That's easy and nice. We have not put anything to stop things gracefully when docker stop
time. Currently if we want to stop a service for some reason, we log into the container and execute stop.sh
for a graceful termination. But one could certainly issue docker exec -ti TaskWorker /data/srv/TaskManager/stop.sh
. That's e.g. how we deploy a new version via Jenkins (Wa is changing that to a gitlab pipeline but I think it is same concept).
I am no sure what problem you want to solve. I do not think that you need to trap signals from outside the container. And since you are in control, you do not need to issue docker kill
or 'docker stop` if you do not want to.
Or do you want to use some container management tool ? With one container for agent it seems a bit overkill.
Of course if VM reboots or its hypervisor goes somehow bellyup, there wlll be no graceful stop, but it is extremely rare and hopefully application is not too much stateful.
K8s and "Lassi's application manager" are a different story, we are using what Valentin set up few years ago when he moved CMSWEB to K8s. I know that Wa has changed things a bit for the rpm-free version, but if I try to summarize I will make mistakes.
@belforte, the new PyPI image still not dealing with termination properly. Sorry, I just discovered this when Alan tag us on this issue.
I use tini as PID 1 to execute /bin/sh -c sh /data/run.sh
where it runs sleep forever. tini
does not propagate signal to main python processes, but only helps container shutdown faster by tini
getting terminated (bash
as PID 1 does not) and OS reap other processes inside the container with SIGKILL. We still need trap signal in /data/run.sh
to terminate python process gracefully.
The start, stop, and running of the latest version from git are so convenient for us to test/debug inside the container on-the-fly. So, the double fork and sleep forever loop are still needed for us unless we discover a better way to test/debug and whether it is worth changing this behavior.
@novicecpp but we can still do docker exec -ti TaskWorker /data/srv/TaskManager/stop.sh
right ? I have not understood yet which exact problem Alan (or us) needs to solve. Maybe we can talk inside CRAB first.

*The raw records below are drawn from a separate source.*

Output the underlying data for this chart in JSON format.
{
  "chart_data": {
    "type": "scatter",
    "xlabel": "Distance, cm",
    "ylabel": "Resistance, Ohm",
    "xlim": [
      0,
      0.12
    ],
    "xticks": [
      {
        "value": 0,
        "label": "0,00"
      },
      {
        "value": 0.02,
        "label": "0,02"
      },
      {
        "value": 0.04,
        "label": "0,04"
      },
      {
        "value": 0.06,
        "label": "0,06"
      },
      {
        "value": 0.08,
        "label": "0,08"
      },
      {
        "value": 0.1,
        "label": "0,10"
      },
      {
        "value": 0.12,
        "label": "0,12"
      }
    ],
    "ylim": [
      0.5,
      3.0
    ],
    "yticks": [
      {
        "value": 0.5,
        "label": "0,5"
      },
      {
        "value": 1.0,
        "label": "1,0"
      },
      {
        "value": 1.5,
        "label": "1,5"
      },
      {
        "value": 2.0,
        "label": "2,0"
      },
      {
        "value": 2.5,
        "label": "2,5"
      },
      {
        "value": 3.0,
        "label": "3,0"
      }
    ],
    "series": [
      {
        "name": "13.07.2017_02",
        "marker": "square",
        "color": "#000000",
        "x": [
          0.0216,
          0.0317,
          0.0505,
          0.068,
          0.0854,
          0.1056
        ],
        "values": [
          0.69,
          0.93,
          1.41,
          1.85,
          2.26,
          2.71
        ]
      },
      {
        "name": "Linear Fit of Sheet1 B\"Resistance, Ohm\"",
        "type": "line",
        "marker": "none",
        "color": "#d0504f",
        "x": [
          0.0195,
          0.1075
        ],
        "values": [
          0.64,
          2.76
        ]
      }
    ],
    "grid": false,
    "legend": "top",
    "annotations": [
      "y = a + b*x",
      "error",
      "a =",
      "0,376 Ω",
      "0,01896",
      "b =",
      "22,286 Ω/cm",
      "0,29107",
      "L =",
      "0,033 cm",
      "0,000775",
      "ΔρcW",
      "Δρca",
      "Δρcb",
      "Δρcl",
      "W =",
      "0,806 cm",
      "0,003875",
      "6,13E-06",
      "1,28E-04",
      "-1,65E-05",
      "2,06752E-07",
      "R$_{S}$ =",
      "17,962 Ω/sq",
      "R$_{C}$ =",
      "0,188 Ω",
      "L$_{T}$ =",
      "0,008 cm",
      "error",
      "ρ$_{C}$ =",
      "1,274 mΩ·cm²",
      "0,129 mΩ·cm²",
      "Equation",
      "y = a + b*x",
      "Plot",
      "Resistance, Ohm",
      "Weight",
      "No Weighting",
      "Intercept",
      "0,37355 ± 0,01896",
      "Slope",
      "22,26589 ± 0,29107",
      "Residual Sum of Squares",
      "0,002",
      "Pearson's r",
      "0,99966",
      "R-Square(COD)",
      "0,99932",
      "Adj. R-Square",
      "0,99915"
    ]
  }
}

Thanks for the hint Stefano, indeed that is something we can do for WMAgent
as well. I'll give it a try in parallel to an idea or two that also come to mind.
@khurtado if you don't have alternative to propose, I can start testing @todor-ivanov 's suggestion
@anpicci Yes please, sounds good to me.
@anpicci I see you have many other tests in your pipeline. As this might require modifications and further debugging, I would highly recommend to leave this one up to @khurtado (and we/you help him on demand).
@amaltaro stepping back for now, and possibly helping if necessary, is fine with me. How does that sound @khurtado?
@anpicci Sounds good to me.
I created another version based on Todor's solution.
https://github.com/dmwm/CMSKubernetes/pull/1488
Whenever you can, could you test it?
Still pending final validation of https://github.com/dmwm/CMSKubernetes/pull/1491, reopening.